Entrepreneuse ? Algérienne ? Passeport français ? Cette opportunité de micro-importation est pour toi !

La fin d’une ère :

celle des cabas.

Place à la

micro-importation !

Pendant des années, les cabas ont régné dans les rues algériennes. Ces valises pleines de produits venus d’ailleurs, entrées souvent par des chemins détournés, ont alimenté un marché parallèle devenu une véritable habitude.

Le gouvernement a longtemps essayé de frapper fort : saisies, destructions de marchandises, contrôles… mais rien n’y faisait.

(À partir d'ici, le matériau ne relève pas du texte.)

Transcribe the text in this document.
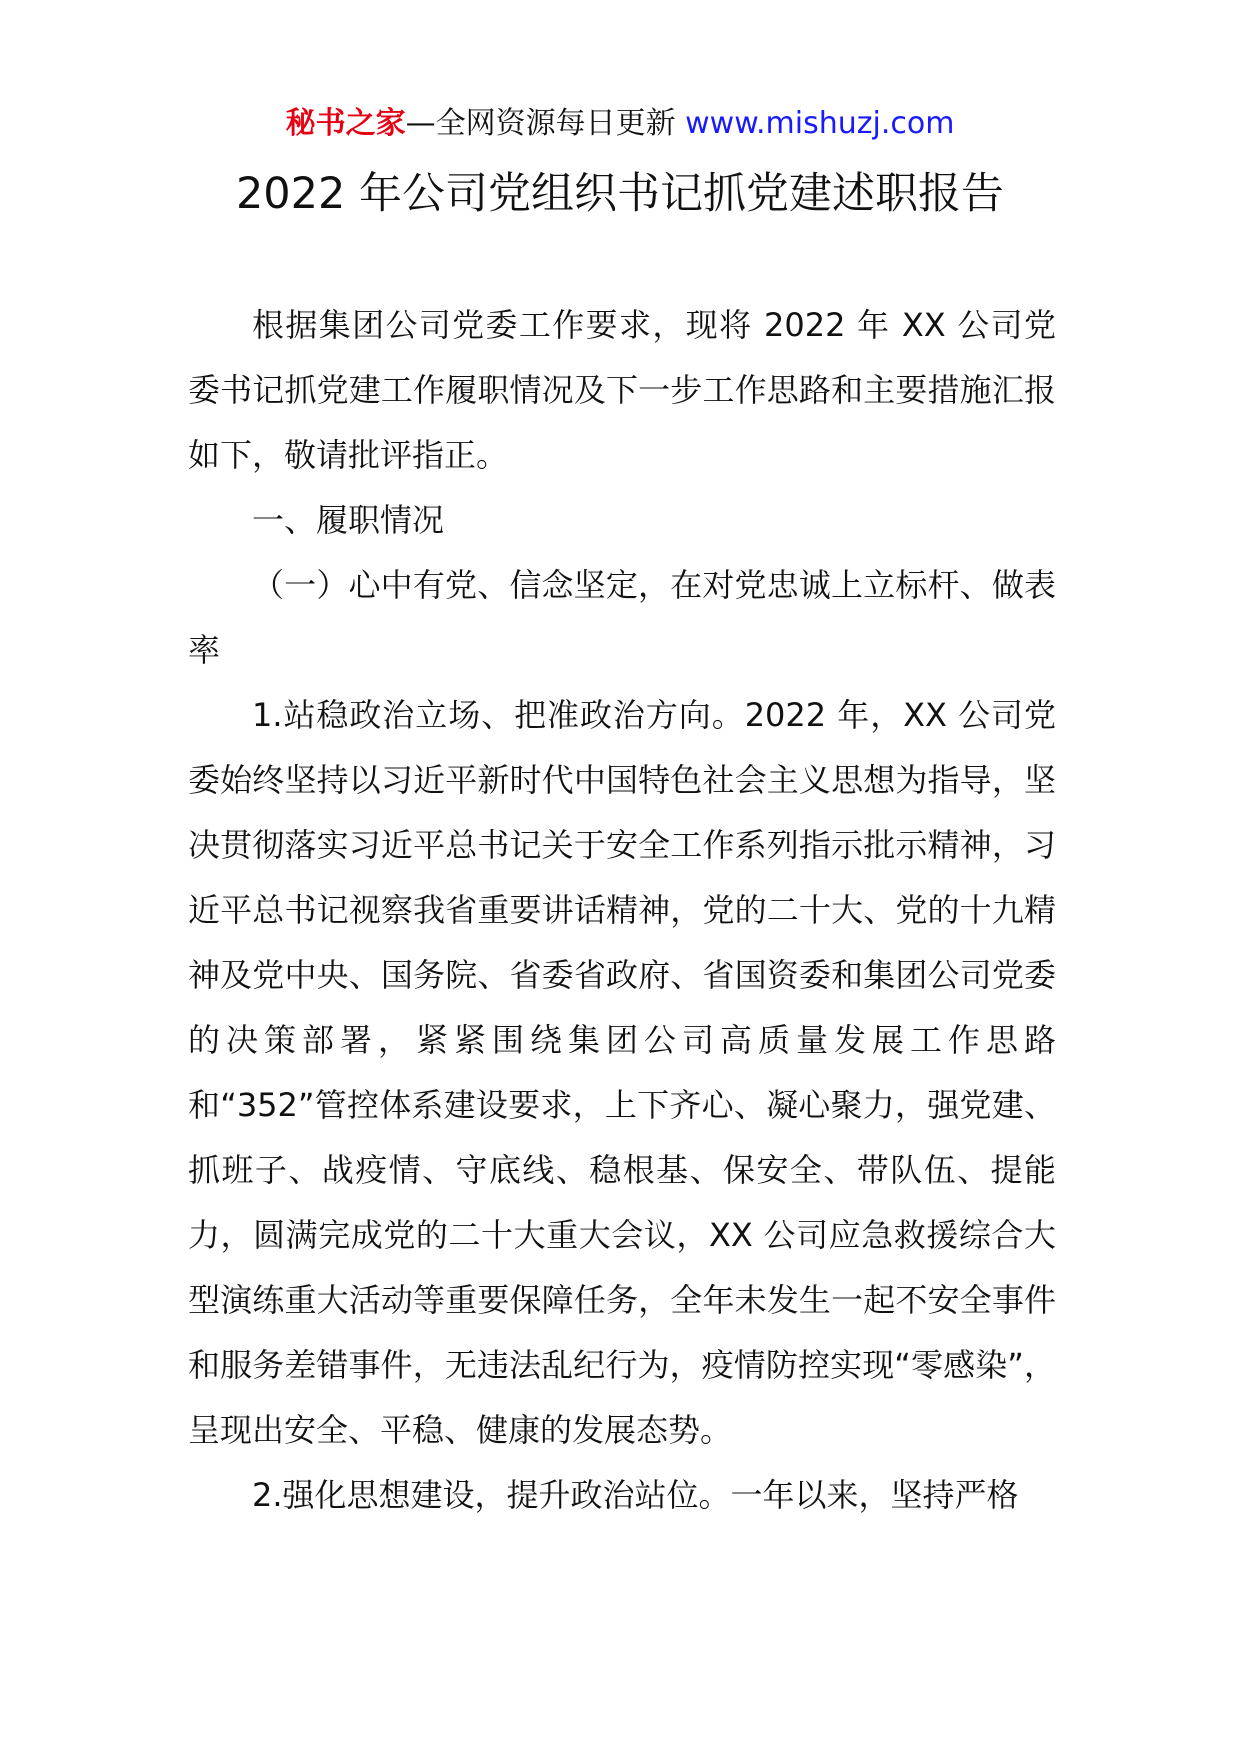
秘书之家—全网资源每日更新 www.mishuzj.com
2022 年公司党组织书记抓党建述职报告

根据集团公司党委工作要求，现将 2022 年 XX 公司党委书记抓党建工作履职情况及下一步工作思路和主要措施汇报如下，敬请批评指正。

一、履职情况

（一）心中有党、信念坚定，在对党忠诚上立标杆、做表率

1.站稳政治立场、把准政治方向。2022 年，XX 公司党委始终坚持以习近平新时代中国特色社会主义思想为指导，坚决贯彻落实习近平总书记关于安全工作系列指示批示精神，习近平总书记视察我省重要讲话精神，党的二十大、党的十九精神及党中央、国务院、省委省政府、省国资委和集团公司党委的决策部署，紧紧围绕集团公司高质量发展工作思路和“352”管控体系建设要求，上下齐心、凝心聚力，强党建、抓班子、战疫情、守底线、稳根基、保安全、带队伍、提能力，圆满完成党的二十大重大会议，XX 公司应急救援综合大型演练重大活动等重要保障任务，全年未发生一起不安全事件和服务差错事件，无违法乱纪行为，疫情防控实现“零感染”，呈现出安全、平稳、健康的发展态势。

2.强化思想建设，提升政治站位。一年以来，坚持严格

Pourquoi ? Parce qu’on ne détruit pas si facilement un système ancré et une culture du cabas que beaucoup considéraient comme “normale”.

Et puis, il y a eu le coup de théâtre.

Le 29 juin 2025, une nouvelle page s’est tournée : le Journal Officiel N°40 a publié le Décret exécutif N°25-170, un texte clair, attendu, qui encadre pour la première fois la micro-importation par les auto-entrepreneurs.

Micro-importation

en Algérie :

une opportunité

légale et rentable

Concrètement, c’est la fin d’un business informel et le début d’une activité officielle.

Désormais, des milliers d’Algériennes et d’Algériens pourront importer légalement des produits pour les revendre en Algérie.

Et si toi, tu as la possibilité de faire les allers-retours, alors ce business est à ta portée.

Ici, pas de place pour l’hésitation : premier arrivé, premier servi.

Si tu envisages la hijra en Algérie, que tu rêves de vivre en Algérie ou que tu prépares un projet pour t’expatrier en Algérie, sache que ce décret peut devenir une véritable porte d’entrée économique.

Micro-importation :

Les règles sont simples

  • Plafond : 1,8 million DA par voyage

  • Maximum : 2 voyages par mois

  • Revente en l’état (pas de transformation des produits)

  • Exclusion des voyages touristiques (pas de mélange entre tourisme et commerce)

Bref, tu peux importer, revendre et développer ton activité — mais dans un cadre clair et transparent.

🛑 Produits interdits

Ne sont pas autorisés en micro-importation :

  • Les marchandises prohibées et les produits sensibles

  • Les équipements sensibles (au sens du décret 09-410)

  • Les produits pharmaceutiques (médicaments, etc.)

  • Les marchandises soumises à autorisations spéciales

  • Les marchandises portant atteinte à la sécurité, à l’ordre public ou à la morale

Pourquoi c’est une vraie opportunité pour

les entrepreneuses

et les expatriées ?

  • Pas besoin de registre du commerce

  • Une comptabilité ultra simplifiée

  • Un droit de douane réduit à 5 %

Pourquoi c’est une vraie opportunité pour

les entrepreneuses

et les expatriées ?

En clair : tu gagnes du temps, de l’argent et de la compétitivité.

Et si tu fais partie de celles qui pensent à déménager en Algérie ou à y bâtir un projet après la hijra, c’est une opportunité rare pour démarrer ton business légalement et t’intégrer plus facilement.

⚠️ Attention : cette opportunité n’est réelle que si tu respectes scrupuleusement chaque démarche et obligation légale du décret 25-170.

Pour bénéficier du décret 25-170, tu dois obligatoirement t’inscrire auprès de l’ANAE, obtenir la carte auto-entrepreneur spéciale, et disposer d’une autorisation délivrée par le ministère du Commerce extérieur.